The resident says there is an extreme lack of parking in the neighbourhood and she asked her partner to park on a nearby street close to her home in Ambleside neighbourhood. She had parked there before and knew the parking wasn’t restricted. When he returned to his car, he found a ticket for parking.
They decided to dispute the ticket. When asked why there were no signs informing people about restricted parking on the street, the district said it did not “wish to pollute the streets with signs”. To make their case, they even submitted a picture of parking restriction signage in North Vancouver to the adjudicator. However, the adjudicator sided with the district.
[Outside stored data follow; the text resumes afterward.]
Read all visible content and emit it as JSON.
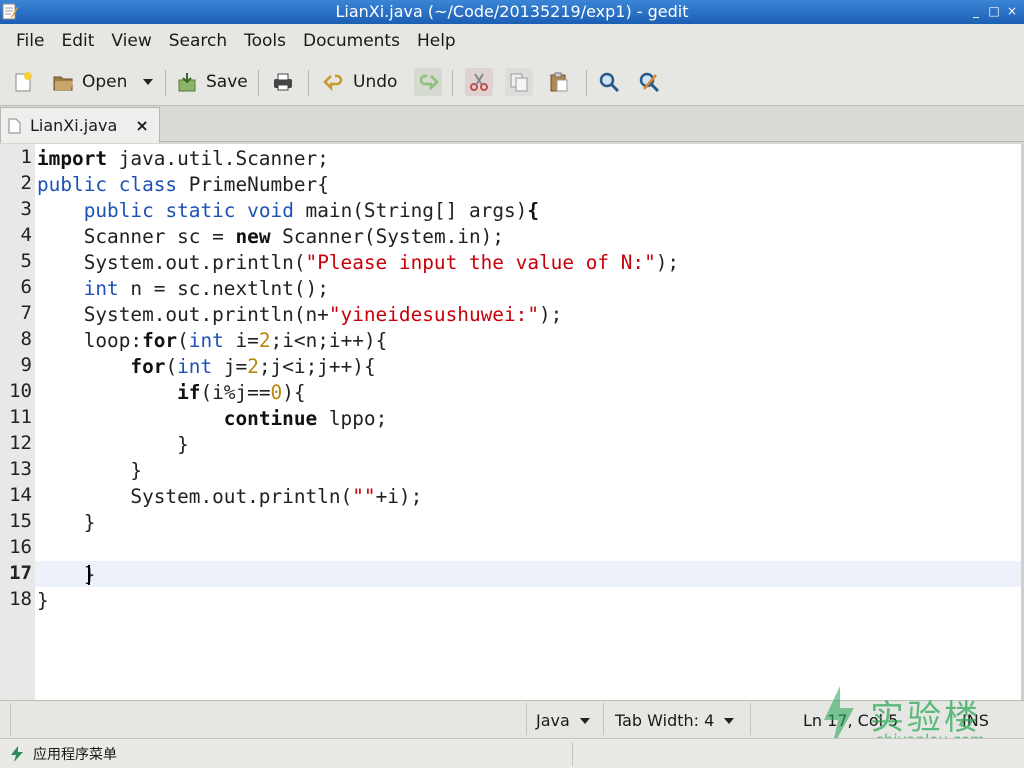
{
  "window": {
    "title": "LianXi.java (~/Code/20135219/exp1) - gedit",
    "controls": [
      "_",
      "□",
      "×"
    ]
  },
  "menu": [
    "File",
    "Edit",
    "View",
    "Search",
    "Tools",
    "Documents",
    "Help"
  ],
  "toolbar": {
    "open_label": "Open",
    "save_label": "Save",
    "undo_label": "Undo"
  },
  "tabs": [
    {
      "label": "LianXi.java"
    }
  ],
  "editor": {
    "current_line": 17,
    "lines": [
      {
        "n": "1",
        "t": [
          [
            "kw",
            "import"
          ],
          [
            "",
            " java.util.Scanner;"
          ]
        ]
      },
      {
        "n": "2",
        "t": [
          [
            "ty",
            "public"
          ],
          [
            "",
            " "
          ],
          [
            "ty",
            "class"
          ],
          [
            "",
            " PrimeNumber{"
          ]
        ]
      },
      {
        "n": "3",
        "t": [
          [
            "",
            "    "
          ],
          [
            "ty",
            "public"
          ],
          [
            "",
            " "
          ],
          [
            "ty",
            "static"
          ],
          [
            "",
            " "
          ],
          [
            "ty",
            "void"
          ],
          [
            "",
            " main(String[] args)"
          ],
          [
            "kw",
            "{"
          ]
        ]
      },
      {
        "n": "4",
        "t": [
          [
            "",
            "    Scanner sc = "
          ],
          [
            "kw",
            "new"
          ],
          [
            "",
            " Scanner(System.in);"
          ]
        ]
      },
      {
        "n": "5",
        "t": [
          [
            "",
            "    System.out.println("
          ],
          [
            "st",
            "\"Please input the value of N:\""
          ],
          [
            "",
            ");"
          ]
        ]
      },
      {
        "n": "6",
        "t": [
          [
            "",
            "    "
          ],
          [
            "ty",
            "int"
          ],
          [
            "",
            " n = sc.nextlnt();"
          ]
        ]
      },
      {
        "n": "7",
        "t": [
          [
            "",
            "    System.out.println(n+"
          ],
          [
            "st",
            "\"yineidesushuwei:\""
          ],
          [
            "",
            ");"
          ]
        ]
      },
      {
        "n": "8",
        "t": [
          [
            "",
            "    loop:"
          ],
          [
            "kw",
            "for"
          ],
          [
            "",
            "("
          ],
          [
            "ty",
            "int"
          ],
          [
            "",
            " i="
          ],
          [
            "nm",
            "2"
          ],
          [
            "",
            ";i<n;i++){"
          ]
        ]
      },
      {
        "n": "9",
        "t": [
          [
            "",
            "        "
          ],
          [
            "kw",
            "for"
          ],
          [
            "",
            "("
          ],
          [
            "ty",
            "int"
          ],
          [
            "",
            " j="
          ],
          [
            "nm",
            "2"
          ],
          [
            "",
            ";j<i;j++){"
          ]
        ]
      },
      {
        "n": "10",
        "t": [
          [
            "",
            "            "
          ],
          [
            "kw",
            "if"
          ],
          [
            "",
            "(i%j=="
          ],
          [
            "nm",
            "0"
          ],
          [
            "",
            "){"
          ]
        ]
      },
      {
        "n": "11",
        "t": [
          [
            "",
            "                "
          ],
          [
            "kw",
            "continue"
          ],
          [
            "",
            " lppo;"
          ]
        ]
      },
      {
        "n": "12",
        "t": [
          [
            "",
            "            }"
          ]
        ]
      },
      {
        "n": "13",
        "t": [
          [
            "",
            "        }"
          ]
        ]
      },
      {
        "n": "14",
        "t": [
          [
            "",
            "        System.out.println("
          ],
          [
            "st",
            "\"\""
          ],
          [
            "",
            "+i);"
          ]
        ]
      },
      {
        "n": "15",
        "t": [
          [
            "",
            "    }"
          ]
        ]
      },
      {
        "n": "16",
        "t": [
          [
            "",
            ""
          ]
        ]
      },
      {
        "n": "17",
        "t": [
          [
            "",
            "    }"
          ]
        ]
      },
      {
        "n": "18",
        "t": [
          [
            "",
            "}"
          ]
        ]
      }
    ]
  },
  "statusbar": {
    "language": "Java",
    "tab_width": "Tab Width: 4",
    "position": "Ln 17, Col 5",
    "mode": "INS"
  },
  "watermark": {
    "text": "实验楼",
    "sub": "shiyanlou.com"
  },
  "taskbar": {
    "start_label": "应用程序菜单"
  },
  "colors": {
    "keyword_type": "#1c52b5",
    "string": "#c7000a",
    "number": "#b8860b",
    "title_bar": "#1c5fb4",
    "current_line": "#edf2fa"
  }
}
The resident is now paying the $70 fine but wonders why the district won’t inform people about restrictions on parking.
“We don’t “wish to pollute the street with signs” is an unacceptable reason for not informing the public. With the increase of visitors to this area, it is totally unreasonable to expect any visitors to know such bylaws are in effect without posted signage,” the resident says.
What is even more infuriating, she says, is that a clause in the bylaw states that an “appropriate traffic control device” should be in place where parking is restricted.
“The actual Bylaw Act states that a Bylaw is only enforceable when signage exists to inform the public of the existence of the restriction (Section 6.3.1 a). How is it that the ticket was issued anyway with the relevant Municipality staff acting with peremptory dismissal of this fact — ignorance or arrogance?”
Even though the citizen is paying the fine, she hopes the district would give serious consideration to how it could put up relevant street signage so people would know they are in fact breaking the law.
“The lack of proper signage to inform the ever-increasing traffic of unsuspecting members of the public — this is unfair. It is and would be totally unreasonable for the District to expect any visitor and residents who may be forced to seek parking beyond their usual residential area to abide by regulations that are not posted.”